Mischiata tra le variegate mascalzonate della cricca malefica, una ce n’è che ha del grottesco. Il 25 novembre 1981, nel corso di un sopralluogo nei sotterranei del Ministero della Sanità, la Polizia scopre una corposa “santabarbara”: fucili, pistole, mitragliatori, cartucce e bombe a mano. Perbacco, Renatino sepolto in Basilica e una armeria nascosta al Ministero! Fosse l’opera della stessa banda? E si, proprio opera della “Magliana”. Dietro compenso fisso di un milione al mese, avevano trovato quel sicuro nascondiglio ed un fedele custode del prezioso arsenale. Prezioso per la banda ed i Nuclei Armati Proletari. Poi dicono la fantascienza.
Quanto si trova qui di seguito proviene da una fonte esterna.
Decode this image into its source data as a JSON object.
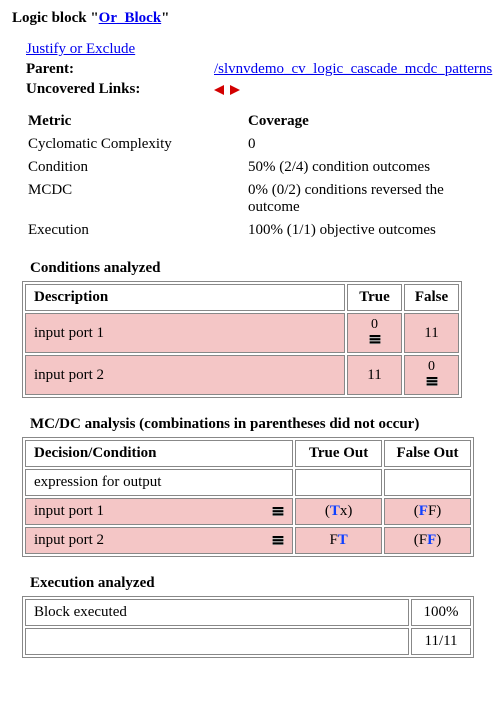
{
  "title_prefix": "Logic block \"",
  "block_name": "Or_Block",
  "title_suffix": "\"",
  "justify_link": "Justify or Exclude",
  "parent_label": "Parent:",
  "parent_link": "/slvnvdemo_cv_logic_cascade_mcdc_patterns",
  "uncovered_label": "Uncovered Links:",
  "metrics": {
    "metric_header": "Metric",
    "coverage_header": "Coverage",
    "rows": [
      {
        "label": "Cyclomatic Complexity",
        "value": "0"
      },
      {
        "label": "Condition",
        "value": "50% (2/4) condition outcomes"
      },
      {
        "label": "MCDC",
        "value": "0% (0/2) conditions reversed the outcome"
      },
      {
        "label": "Execution",
        "value": "100% (1/1) objective outcomes"
      }
    ]
  },
  "conditions": {
    "title": "Conditions analyzed",
    "headers": {
      "desc": "Description",
      "true": "True",
      "false": "False"
    },
    "rows": [
      {
        "desc": "input port 1",
        "true_val": "0",
        "true_icon": true,
        "false_val": "11",
        "false_icon": false
      },
      {
        "desc": "input port 2",
        "true_val": "11",
        "true_icon": false,
        "false_val": "0",
        "false_icon": true
      }
    ]
  },
  "mcdc": {
    "title": "MC/DC analysis (combinations in parentheses did not occur)",
    "headers": {
      "dc": "Decision/Condition",
      "tout": "True Out",
      "fout": "False Out"
    },
    "expr_row": "expression for output",
    "rows": [
      {
        "label": "input port 1",
        "tout_pre": "(",
        "tout_hl": "T",
        "tout_post": "x)",
        "fout_pre": "(",
        "fout_hl": "F",
        "fout_post": "F)"
      },
      {
        "label": "input port 2",
        "tout_pre": "F",
        "tout_hl": "T",
        "tout_post": "",
        "fout_pre": "(F",
        "fout_hl": "F",
        "fout_post": ")"
      }
    ]
  },
  "execution": {
    "title": "Execution analyzed",
    "rows": [
      {
        "label": "Block executed",
        "value": "100%"
      },
      {
        "label": "",
        "value": "11/11"
      }
    ]
  }
}
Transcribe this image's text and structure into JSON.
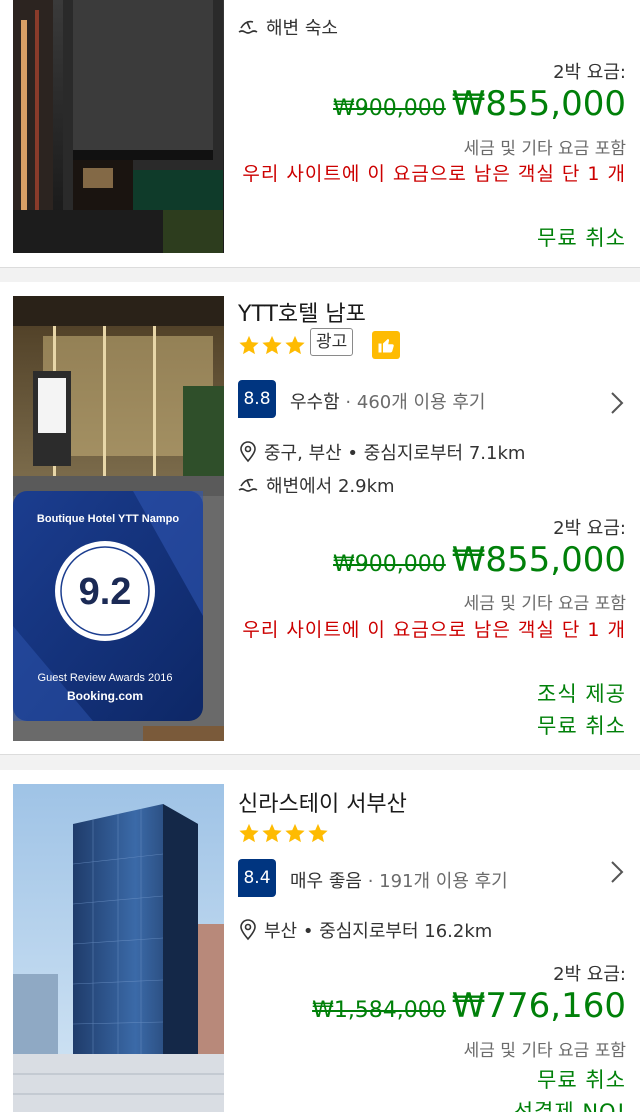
{
  "hotels": [
    {
      "name": "",
      "meta": {
        "beach_label": "해변 숙소"
      },
      "price": {
        "nights_label": "2박 요금:",
        "old_price": "₩900,000",
        "new_price": "₩855,000",
        "tax_note": "세금 및 기타 요금 포함",
        "scarcity": "우리 사이트에 이 요금으로 남은 객실 단 1 개",
        "free_cancel": "무료 취소"
      }
    },
    {
      "name": "YTT호텔 남포",
      "stars": 3,
      "ad_label": "광고",
      "score": "8.8",
      "score_word": "우수함",
      "review_count": "· 460개 이용 후기",
      "location": "중구, 부산 • 중심지로부터 7.1km",
      "beach": "해변에서 2.9km",
      "photo_text": {
        "sign_title": "Boutique Hotel YTT Nampo",
        "sign_score": "9.2",
        "sign_award": "Guest Review Awards 2016",
        "sign_brand": "Booking.com"
      },
      "price": {
        "nights_label": "2박 요금:",
        "old_price": "₩900,000",
        "new_price": "₩855,000",
        "tax_note": "세금 및 기타 요금 포함",
        "scarcity": "우리 사이트에 이 요금으로 남은 객실 단 1 개",
        "breakfast": "조식 제공",
        "free_cancel": "무료 취소"
      }
    },
    {
      "name": "신라스테이 서부산",
      "stars": 4,
      "score": "8.4",
      "score_word": "매우 좋음",
      "review_count": "· 191개 이용 후기",
      "location": "부산 • 중심지로부터 16.2km",
      "price": {
        "nights_label": "2박 요금:",
        "old_price": "₩1,584,000",
        "new_price": "₩776,160",
        "tax_note": "세금 및 기타 요금 포함",
        "free_cancel": "무료 취소",
        "no_prepay": "선결제 NO!"
      }
    }
  ],
  "colors": {
    "price_green": "#008009",
    "scarcity_red": "#cc0000",
    "score_blue": "#003580",
    "star_yellow": "#febb02"
  }
}
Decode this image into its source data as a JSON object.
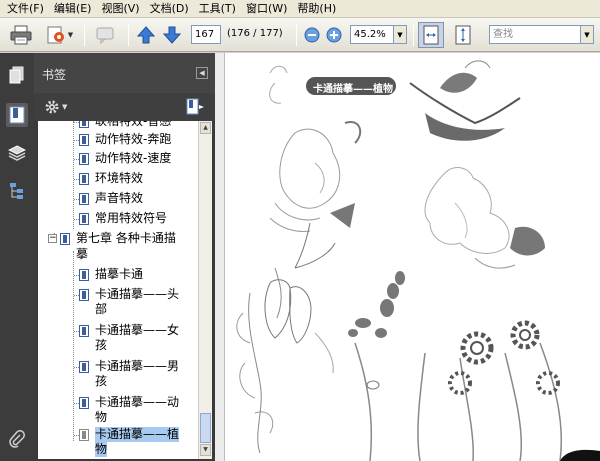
{
  "menu": [
    "文件(F)",
    "编辑(E)",
    "视图(V)",
    "文档(D)",
    "工具(T)",
    "窗口(W)",
    "帮助(H)"
  ],
  "toolbar": {
    "page_current": "167",
    "page_info": "(176 / 177)",
    "zoom_value": "45.2%",
    "search_placeholder": "查找"
  },
  "panel": {
    "title": "书签"
  },
  "bookmarks": [
    {
      "label": "联相特效-音感",
      "level": 2
    },
    {
      "label": "动作特效-奔跑",
      "level": 2
    },
    {
      "label": "动作特效-速度",
      "level": 2
    },
    {
      "label": "环境特效",
      "level": 2
    },
    {
      "label": "声音特效",
      "level": 2
    },
    {
      "label": "常用特效符号",
      "level": 2
    },
    {
      "label_line1": "第七章  各种卡通描",
      "label_line2": "摹",
      "level": 1
    },
    {
      "label": "描摹卡通",
      "level": 2
    },
    {
      "label_line1": "卡通描摹——头",
      "label_line2": "部",
      "level": 2
    },
    {
      "label_line1": "卡通描摹——女",
      "label_line2": "孩",
      "level": 2
    },
    {
      "label_line1": "卡通描摹——男",
      "label_line2": "孩",
      "level": 2
    },
    {
      "label_line1": "卡通描摹——动",
      "label_line2": "物",
      "level": 2
    },
    {
      "label_line1": "卡通描摹——植",
      "label_line2": "物",
      "level": 2,
      "selected": true
    }
  ],
  "document": {
    "banner_text": "卡通描摹——植物"
  },
  "colors": {
    "menubar_bg": "#ece9d8",
    "panel_dark": "#3a3a3a",
    "selection": "#a6caf0",
    "banner_bg": "#555555"
  }
}
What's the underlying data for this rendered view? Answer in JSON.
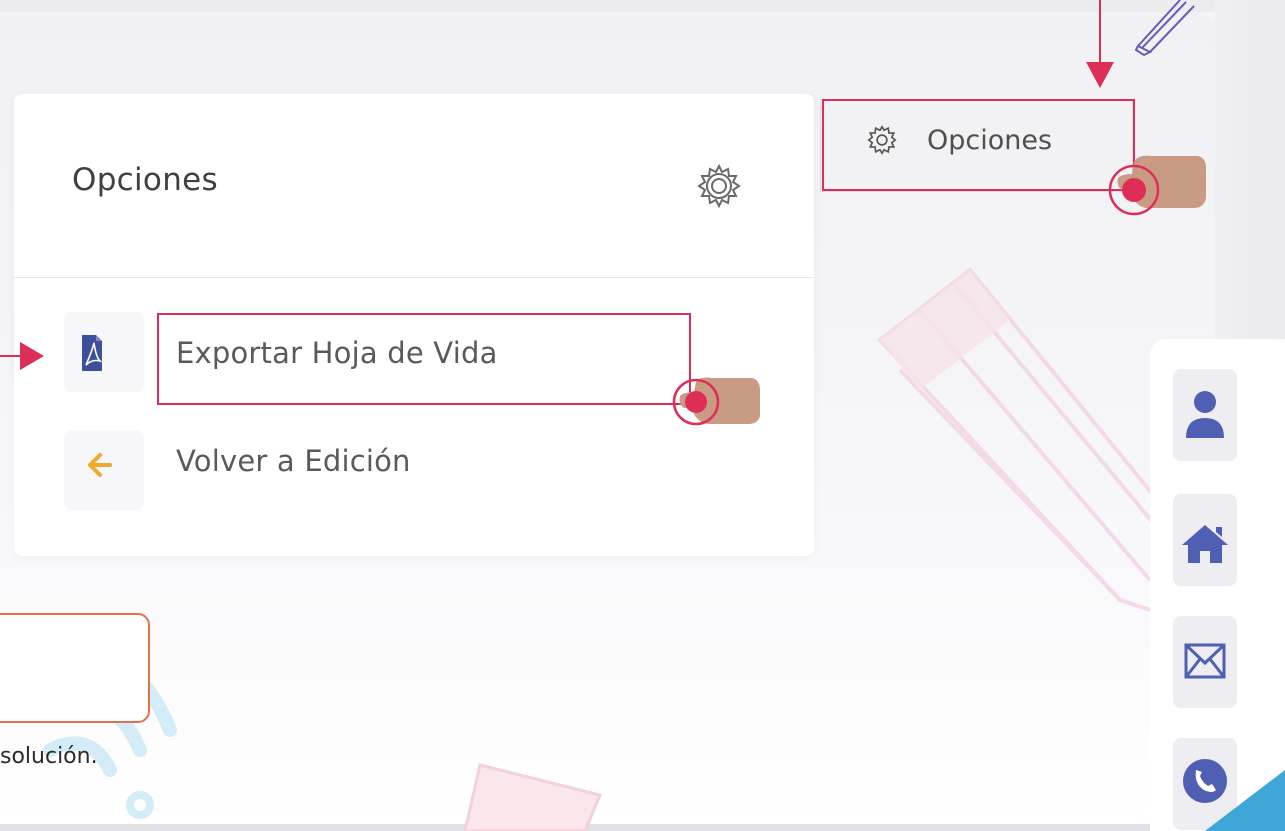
{
  "options_card": {
    "title": "Opciones",
    "menu": [
      {
        "label": "Exportar Hoja de Vida",
        "icon": "pdf-file-icon"
      },
      {
        "label": "Volver a Edición",
        "icon": "arrow-left-icon"
      }
    ]
  },
  "top_button": {
    "label": "Opciones",
    "icon": "gear-icon"
  },
  "side_nav": [
    {
      "icon": "user-icon"
    },
    {
      "icon": "home-icon"
    },
    {
      "icon": "mail-icon"
    },
    {
      "icon": "phone-icon"
    }
  ],
  "tip": {
    "text": "solución."
  },
  "colors": {
    "annotation_red": "#dd2e57",
    "pdf_blue": "#3e4f9b",
    "back_arrow": "#f0a92a",
    "side_icon": "#4f5fb3",
    "tip_border": "#e2704b",
    "hand": "#c99a84"
  }
}
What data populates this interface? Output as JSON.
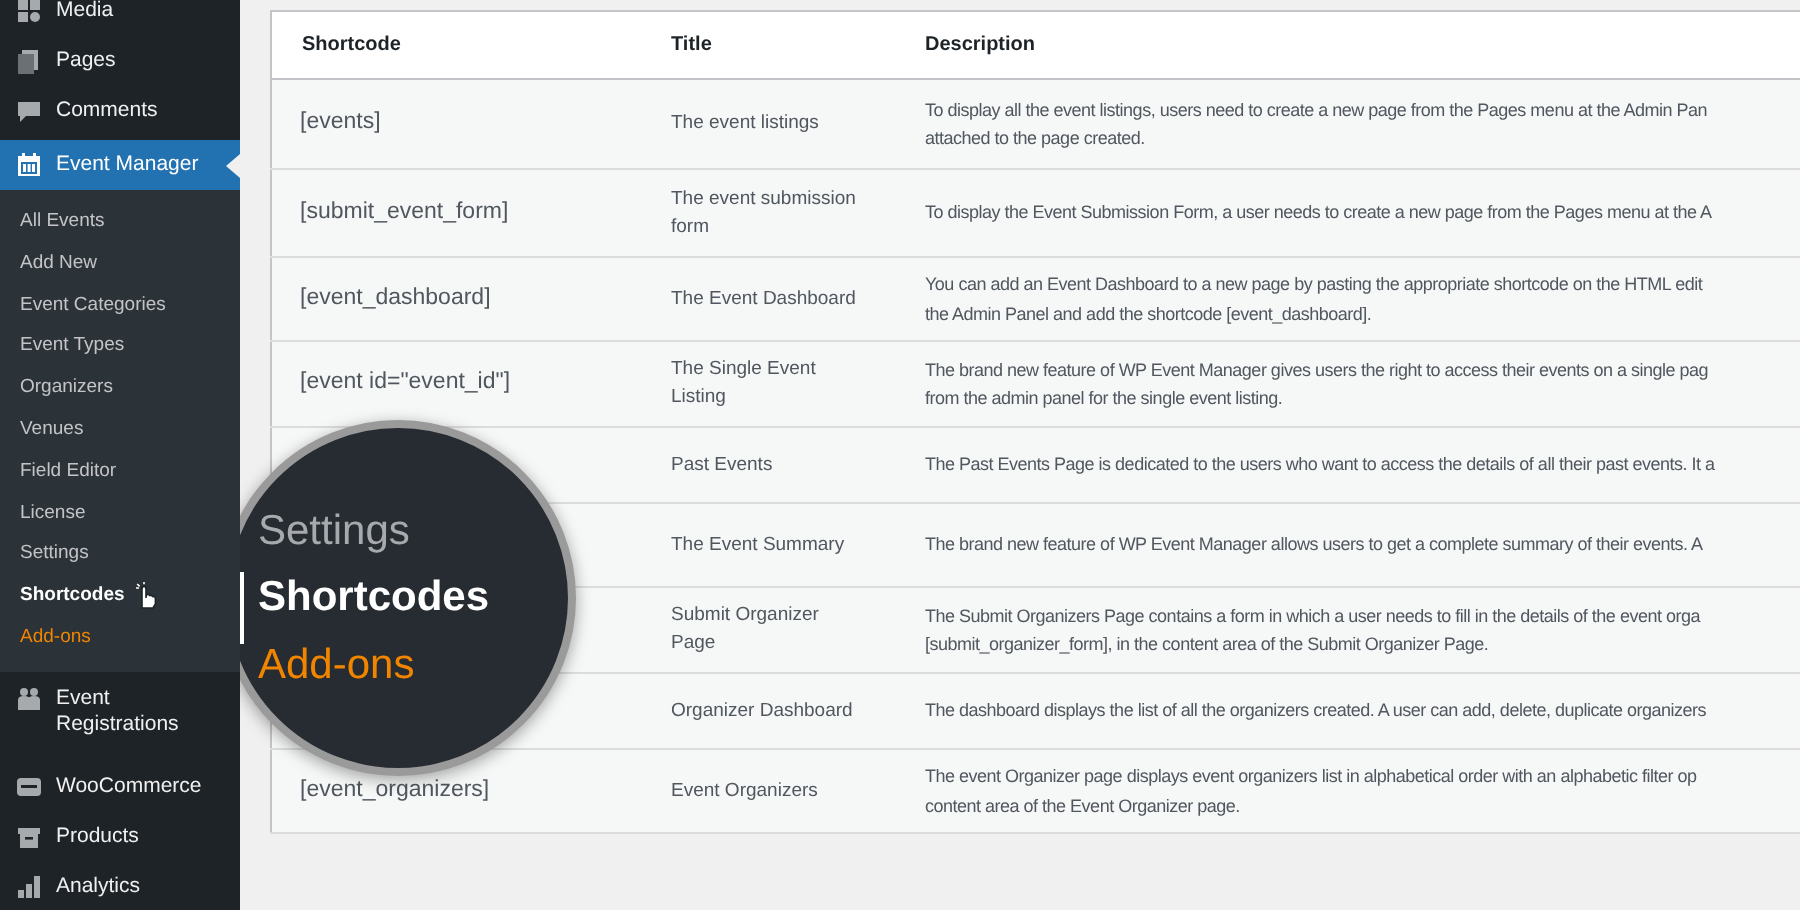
{
  "sidebar": {
    "top_items": [
      {
        "label": "Media"
      },
      {
        "label": "Pages"
      },
      {
        "label": "Comments"
      }
    ],
    "active_menu": {
      "label": "Event Manager",
      "selected": true,
      "expanded": true,
      "submenu": [
        {
          "label": "All Events",
          "selected": false,
          "kind": "link"
        },
        {
          "label": "Add New",
          "selected": false,
          "kind": "link"
        },
        {
          "label": "Event Categories",
          "selected": false,
          "kind": "link"
        },
        {
          "label": "Event Types",
          "selected": false,
          "kind": "link"
        },
        {
          "label": "Organizers",
          "selected": false,
          "kind": "link"
        },
        {
          "label": "Venues",
          "selected": false,
          "kind": "link"
        },
        {
          "label": "Field Editor",
          "selected": false,
          "kind": "link"
        },
        {
          "label": "License",
          "selected": false,
          "kind": "link"
        },
        {
          "label": "Settings",
          "selected": false,
          "kind": "link"
        },
        {
          "label": "Shortcodes",
          "selected": true,
          "kind": "link"
        },
        {
          "label": "Add-ons",
          "selected": false,
          "kind": "promo"
        }
      ]
    },
    "bottom_items": [
      {
        "label": "Event Registrations"
      },
      {
        "label": "WooCommerce"
      },
      {
        "label": "Products"
      },
      {
        "label": "Analytics"
      }
    ]
  },
  "magnifier": {
    "items": [
      {
        "label": "Settings",
        "selected": false,
        "kind": "link"
      },
      {
        "label": "Shortcodes",
        "selected": true,
        "kind": "link"
      },
      {
        "label": "Add-ons",
        "selected": false,
        "kind": "promo"
      }
    ]
  },
  "table": {
    "columns": [
      "Shortcode",
      "Title",
      "Description"
    ],
    "rows": [
      {
        "shortcode": "[events]",
        "title": "The event listings",
        "description": [
          "To display all the event listings, users need to create a new page from the Pages menu at the Admin Pan",
          "attached to the page created."
        ]
      },
      {
        "shortcode": "[submit_event_form]",
        "title": "The event submission form",
        "description": [
          "To display the Event Submission Form, a user needs to create a new page from the Pages menu at the A"
        ]
      },
      {
        "shortcode": "[event_dashboard]",
        "title": "The Event Dashboard",
        "description": [
          "You can add an Event Dashboard to a new page by pasting the appropriate shortcode on the HTML edit",
          "the Admin Panel and add the shortcode [event_dashboard]."
        ]
      },
      {
        "shortcode": "[event id=\"event_id\"]",
        "title": "The Single Event Listing",
        "description": [
          "The brand new feature of WP Event Manager gives users the right to access their events on a single pag",
          "from the admin panel for the single event listing."
        ]
      },
      {
        "title": "Past Events",
        "description": [
          "The Past Events Page is dedicated to the users who want to access the details of all their past events. It a"
        ]
      },
      {
        "title": "The Event Summary",
        "description": [
          "The brand new feature of WP Event Manager allows users to get a complete summary of their events. A"
        ]
      },
      {
        "title": "Submit Organizer Page",
        "description": [
          "The Submit Organizers Page contains a form in which a user needs to fill in the details of the event orga",
          "[submit_organizer_form], in the content area of the Submit Organizer Page."
        ]
      },
      {
        "title": "Organizer Dashboard",
        "description": [
          "The dashboard displays the list of all the organizers created. A user can add, delete, duplicate organizers"
        ]
      },
      {
        "shortcode": "[event_organizers]",
        "title": "Event Organizers",
        "description": [
          "The event Organizer page displays event organizers list in alphabetical order with an alphabetic filter op",
          "content area of the Event Organizer page."
        ]
      }
    ]
  }
}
Ma, torniamo, per concludere, al boss De Pedis. Ed alla domanda irrefrenabile: Perché quella commedia della traslazione del disonorevole nella cripta onorevole di Sant’Apollinare? Un guazzabuglio. il birbaccione era stato avviato sulla strada del paradiso, attraverso il viatico del riposo eterno dentro l’urna venerabile.
Renatino fece beneficenza anche alla moglie Carla Di Giovanni e all’amante Sabrina Minardi, lasciando un consistente patrimonio in denaro e beni immobili, pur non avendo lui frequentato mai un normale luogo di lavoro e guadagnato un quattrino pulito- L’ultimo mistero gaudioso di una vita spericolata, piena zeppa di arcani, rimasti nascosti nel lungo elenco dei coni d’ombra della italica storia contemporanea. Ed ora sepolti insieme a Sabrina, la “donna del capo”.